9/27/2009

少年 / 浅川マキ

少年 / 浅川マキ

「 夕暮れの風がほほを撫でる
いつもの店に行くのさ

仲のいい友達も少しは出来て
そう捨てたもんじゃないよ 」

『 少年 』より



【 MAKIⅡ】
このアルバムが発売されたのは今から約40年近くも昔のことで、まだ高度経済成長と呼ばれた時代だろうか。右肩上がりの経済成長を背景に交通網が整備されて地方から多くの人々が労働力として都市近郊に移り住んだと伝え聞く。急速に発展していく都市にはそれこそ人生の希望があり多くの夢があると思うが、そこに飲み込まれていく人間──特に当時の若者が抱いた都会への心情は複雑だったようだ。例えばこういうことだ─、                                                         

【路傍の風景】
「うす汚れたビル、名もない人々の群れ、絶え間のない騒音、身動きの取れない車の列。灰色の空、空間を埋めつくす広告板、欲望と諦めと苛立ちと興奮。そこには無数の選択肢があり、無数の可能性があった。しかしそれは無数であると同時にゼロだった。僕らはそれらのすべてを手に取りながら、それでいて僕らの手にするものはゼロだった。
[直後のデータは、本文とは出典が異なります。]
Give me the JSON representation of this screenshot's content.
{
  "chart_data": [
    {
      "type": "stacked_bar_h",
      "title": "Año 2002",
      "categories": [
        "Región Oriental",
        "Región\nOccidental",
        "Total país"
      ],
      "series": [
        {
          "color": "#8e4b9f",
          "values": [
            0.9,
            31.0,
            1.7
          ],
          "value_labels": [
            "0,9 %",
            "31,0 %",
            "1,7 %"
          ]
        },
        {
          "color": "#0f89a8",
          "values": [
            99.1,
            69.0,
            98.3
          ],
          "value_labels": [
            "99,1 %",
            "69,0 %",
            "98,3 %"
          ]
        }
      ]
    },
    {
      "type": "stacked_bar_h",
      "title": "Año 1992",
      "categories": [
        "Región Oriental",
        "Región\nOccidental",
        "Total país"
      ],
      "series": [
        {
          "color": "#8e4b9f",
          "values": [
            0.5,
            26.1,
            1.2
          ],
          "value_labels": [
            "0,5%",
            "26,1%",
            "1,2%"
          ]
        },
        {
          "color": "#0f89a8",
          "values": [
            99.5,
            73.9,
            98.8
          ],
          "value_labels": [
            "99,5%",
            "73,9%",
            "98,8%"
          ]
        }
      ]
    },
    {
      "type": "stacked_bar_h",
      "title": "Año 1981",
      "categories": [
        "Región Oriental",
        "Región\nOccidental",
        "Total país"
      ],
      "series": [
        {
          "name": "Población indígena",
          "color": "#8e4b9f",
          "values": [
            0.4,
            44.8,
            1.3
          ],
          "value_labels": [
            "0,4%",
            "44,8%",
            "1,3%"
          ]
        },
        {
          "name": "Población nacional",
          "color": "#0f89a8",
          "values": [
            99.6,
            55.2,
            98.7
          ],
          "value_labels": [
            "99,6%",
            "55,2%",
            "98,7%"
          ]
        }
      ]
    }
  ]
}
それが都会だった」。 ~村上春樹「中国行きのスロウ・ボート」より~                                                                            
【浅川マキという存在】
話しを戻すと、初期・浅川マキの曲の根底に流れる旅への憧憬──原郷へのノスタルジーはそんな時代の代弁だったというのが今回の拙文の趣旨なのだが・・・当時を知らない者のお門違いな考えかもしれない。彼女は夜や港をモチーフにウイットある言葉を歌詞に織り込み、都会の孤独や寂しさを数多く歌っている。僕には独り暮らしや幻の男たちといった言葉は当時の上京してきた多くの若者達の群像そのものに感じる。                                                               
・・・・・・
               
地下へと下る階段、扉を抜け劇場の中へ入るとなんの装飾もない舞台、楽器に埋もれるように静かに佇む演奏者たち。舞台中央には三脚の椅子とその上に乗る一枚の灰皿が見える。彼女のたった一つの小道具。 やがてスポットの光に立ち昇る紫煙とともに黒髪に黒い衣装の女が一人。                                                              



【アンダーグラウンド】
寺山修司の演出によるデビュー以前にはシャンソン喫茶”銀巴里”を始め米軍キャンプやキャバレーを渡り歩き、マヘリア・ジャクソンやビリー・ホリデイを持ち歌にしていたという。元々、本格派志向な感性を持つ人なのだろう。その後のキャリアで非歌謡界な世界へ積極的だったことが十分に窺える話だ。                                                       
2009年、現在も公演と作品に全てを捧げて活動する浅川マキという歌手。その寡黙な姿勢はメディアを遠ざけた場所に今も存在し全ては聴衆に委ねられている。                                                                        
PIT INN で歌って、30年は経つだろうか。
其処で出逢った素敵な演奏者たちは、ワン・コードを
自由にチェンジしてゆく。
「 昨日はこうだったから、と、頭をよぎれば
瞬時に歌が遅れをとる。
同じ曲目が、今日は、またひとつ、新しい世界を生む 」
そんな演奏のなかでは、「 詩を言葉をのせて、自由に歌えばいい 」

1960年代からの長い歳月、新宿の街を彷徨、その
変遷して行く様相に時代の流れが垣間見えた。
だが 、(中略) まだ、ジャズの深さは見えない。

さあ、浅川マキのライブを始めよう
「 どうかしら、ね 」
それは、いつだって、足を運んでくれる、観客に委ねるのだから。